Our goal in each drug rescue program will be to produce a proprietary drug rescue NCE and establish its preclinical POC, using standard preclinical in vitro and in vivo efficacy and safety models, as well as CardioSafe 3D. In this context, POC means that the lead drug rescue NCE, as compared to the original, previously-terminated NCE, demonstrates both (i) equal or superior efficacy in the same, or a similar, in vitro and in vivo preclinical efficacy models used by the initial developer of the previously-terminated NCE before it was terminated for safety reasons, and (ii) significant reduction of concentration dependent cardiotoxicity in CardioSafe 3D.

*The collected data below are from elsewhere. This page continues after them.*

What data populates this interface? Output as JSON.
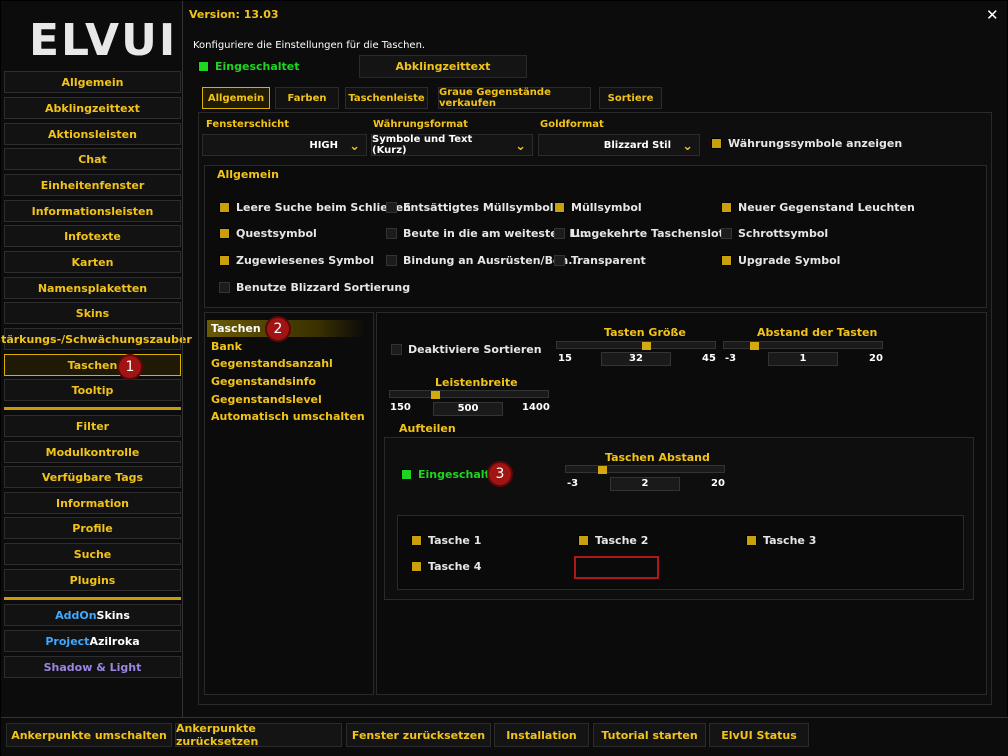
{
  "app": {
    "logo": "ELVUI",
    "version": "Version: 13.03",
    "description": "Konfiguriere die Einstellungen für die Taschen.",
    "close_icon": "✕"
  },
  "sidebar": {
    "items": [
      "Allgemein",
      "Abklingzeittext",
      "Aktionsleisten",
      "Chat",
      "Einheitenfenster",
      "Informationsleisten",
      "Infotexte",
      "Karten",
      "Namensplaketten",
      "Skins",
      "Stärkungs-/Schwächungszauber",
      "Taschen",
      "Tooltip"
    ],
    "items2": [
      "Filter",
      "Modulkontrolle",
      "Verfügbare Tags",
      "Information",
      "Profile",
      "Suche",
      "Plugins"
    ],
    "plugins": {
      "addonskins_a": "AddOn",
      "addonskins_b": "Skins",
      "azil_a": "Project",
      "azil_b": "Azilroka",
      "shadow": "Shadow & Light"
    }
  },
  "header": {
    "enabled_label": "Eingeschaltet",
    "cooldown_button": "Abklingzeittext"
  },
  "tabs": [
    "Allgemein",
    "Farben",
    "Taschenleiste",
    "Graue Gegenstände verkaufen",
    "Sortiere"
  ],
  "general": {
    "strata_label": "Fensterschicht",
    "strata_value": "HIGH",
    "currency_label": "Währungsformat",
    "currency_value": "Symbole und Text (Kurz)",
    "gold_label": "Goldformat",
    "gold_value": "Blizzard Stil",
    "currency_icons": "Währungssymbole anzeigen",
    "section": "Allgemein",
    "options": [
      "Leere Suche beim Schließen",
      "Entsättigtes Müllsymbol",
      "Müllsymbol",
      "Neuer Gegenstand Leuchten",
      "Questsymbol",
      "Beute in die am weitesten L...",
      "Umgekehrte Taschenslots",
      "Schrottsymbol",
      "Zugewiesenes Symbol",
      "Bindung an Ausrüsten/Ben...",
      "Transparent",
      "Upgrade Symbol",
      "Benutze Blizzard Sortierung"
    ]
  },
  "tree": [
    "Taschen",
    "Bank",
    "Gegenstandsanzahl",
    "Gegenstandsinfo",
    "Gegenstandslevel",
    "Automatisch umschalten"
  ],
  "bags": {
    "disable_sort": "Deaktiviere Sortieren",
    "size": {
      "label": "Tasten Größe",
      "min": "15",
      "value": "32",
      "max": "45"
    },
    "spacing": {
      "label": "Abstand der Tasten",
      "min": "-3",
      "value": "1",
      "max": "20"
    },
    "width": {
      "label": "Leistenbreite",
      "min": "150",
      "value": "500",
      "max": "1400"
    },
    "split": {
      "section": "Aufteilen",
      "enabled": "Eingeschaltet",
      "spacing_label": "Taschen Abstand",
      "min": "-3",
      "value": "2",
      "max": "20",
      "bags": [
        "Tasche 1",
        "Tasche 2",
        "Tasche 3",
        "Tasche 4"
      ]
    }
  },
  "badges": [
    "1",
    "2",
    "3"
  ],
  "footer": [
    "Ankerpunkte umschalten",
    "Ankerpunkte zurücksetzen",
    "Fenster zurücksetzen",
    "Installation",
    "Tutorial starten",
    "ElvUI Status"
  ],
  "colors": {
    "accent": "#f2c318",
    "enabled": "#1fd61f",
    "badge": "#a01414"
  }
}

Strategic Development and Commercialization of Drug Rescue NCEs
Once we optimize a patentable drug rescue NCE, we intend to develop it internally to establish preclinical POC in established in vitro and in vivo efficacy and safety models, as well as in CardioSafe 3D. After we establish preclinical POC of a patentable drug rescue NCE, we will decide between continuing to develop it internally and out-licensing it to a pharmaceutical company. If we license it to the pharmaceutical company, it will be responsible for all subsequent development, manufacturing, regulatory approval, marketing and sale of the drug rescue NCE and we will generate revenue through payments to us from the license upon signing the license agreement, achievement of development and regulatory milestones, and, if approved and marketed, upon commercial sales, although no assurances can be given that we will seek and complete a partnership, or that the terms of such a beneficial arrangement will be available or offered to us.